Curiously, however, I have already heard murmurs about how the study helps explain “evolving” wine styles, that this growing use of wines as a beverage only fosters more of the softer, riper stuff (read California et. al.) Maybe it isn’t the critics and high scores (I mean, really, is the wine-as-a-cocktail crowd really buying high-scoring, high-priced, cult Cabernets?). Just maybe it is the voice of a free-market. Maybe it is just people drinking what they like, and, yes, if sipping a glass solo without food, I would rather have something fruity and rounded rather than lean and austere. Others, however, apparently spend nights awake in anguish at the cultural damage done by ripe, very flavorful, high-alcohol wines (there, I’ve said it) that aim for richness rather than structured austerity, and the misdirected, uneducated youth seems likely to only make things worse.

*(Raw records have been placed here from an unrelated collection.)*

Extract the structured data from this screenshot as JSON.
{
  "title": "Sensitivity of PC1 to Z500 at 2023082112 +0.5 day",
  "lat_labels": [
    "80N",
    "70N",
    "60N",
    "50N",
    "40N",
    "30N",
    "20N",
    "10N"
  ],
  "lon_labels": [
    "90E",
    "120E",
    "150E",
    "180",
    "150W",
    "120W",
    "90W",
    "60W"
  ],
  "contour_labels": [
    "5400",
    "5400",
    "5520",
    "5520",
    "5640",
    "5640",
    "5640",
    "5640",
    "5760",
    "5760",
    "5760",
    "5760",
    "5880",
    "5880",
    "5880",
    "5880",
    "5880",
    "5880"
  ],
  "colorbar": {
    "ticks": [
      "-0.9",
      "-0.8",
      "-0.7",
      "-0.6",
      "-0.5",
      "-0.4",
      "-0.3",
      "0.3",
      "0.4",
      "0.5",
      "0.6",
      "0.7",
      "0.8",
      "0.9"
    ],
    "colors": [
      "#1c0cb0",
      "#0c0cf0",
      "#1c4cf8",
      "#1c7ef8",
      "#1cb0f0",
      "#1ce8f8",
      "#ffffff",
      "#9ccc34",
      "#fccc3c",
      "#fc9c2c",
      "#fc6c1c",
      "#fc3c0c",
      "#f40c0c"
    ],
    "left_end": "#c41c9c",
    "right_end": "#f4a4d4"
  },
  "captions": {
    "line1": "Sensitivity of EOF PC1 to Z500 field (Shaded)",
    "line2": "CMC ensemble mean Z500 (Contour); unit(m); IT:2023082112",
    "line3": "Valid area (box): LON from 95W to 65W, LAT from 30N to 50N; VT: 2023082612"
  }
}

My response to those whose feathers are somehow ruffled by the study’s conclusions is to simply say “take a breath, calm down and relax.” Connoisseurship comes slowly and of experience, and it is a matter of practiced individual taste. With practice comes increased appreciation, and, as I see it, the path to the table is inexorable. Of interesting note in the study, it was older wine drinkers who were most likely to drink the wine with a meal. Incomes and sensibilities and appreciation, I would argue, are all things that grow over time, and high-pulpit preaching about the “proper” situations and venues for wine drinking or rolling of eyes at those would might enjoy a fine Pinot without the requisite duck dish benefits none.
I remember all too well those times not so long ago when fine wine was snobbishly regarded as something whose enjoyment required a special education. These days it is my business to offer opinions about what and why a great wine is, as well as to make comment about those that for me may fall a bit short, but I have yet to see in a wine some special virtue that I believe only the sophisticated few can ever possibly comprehend. It would be a sad thing indeed to return to the days of the tuxedoed, nose-in-the-air, tastevin-bearing sommeliers who were the sole keepers of the truth.
I admit to drinking wine mostly at meal time and I find my greatest pleasures in a remarkable food and wine match, but I do like a glass from time to time on its own, and, as an unrepentant cheerleader for wine in general, I am delighted that so many new wine-drinkers are doing the same.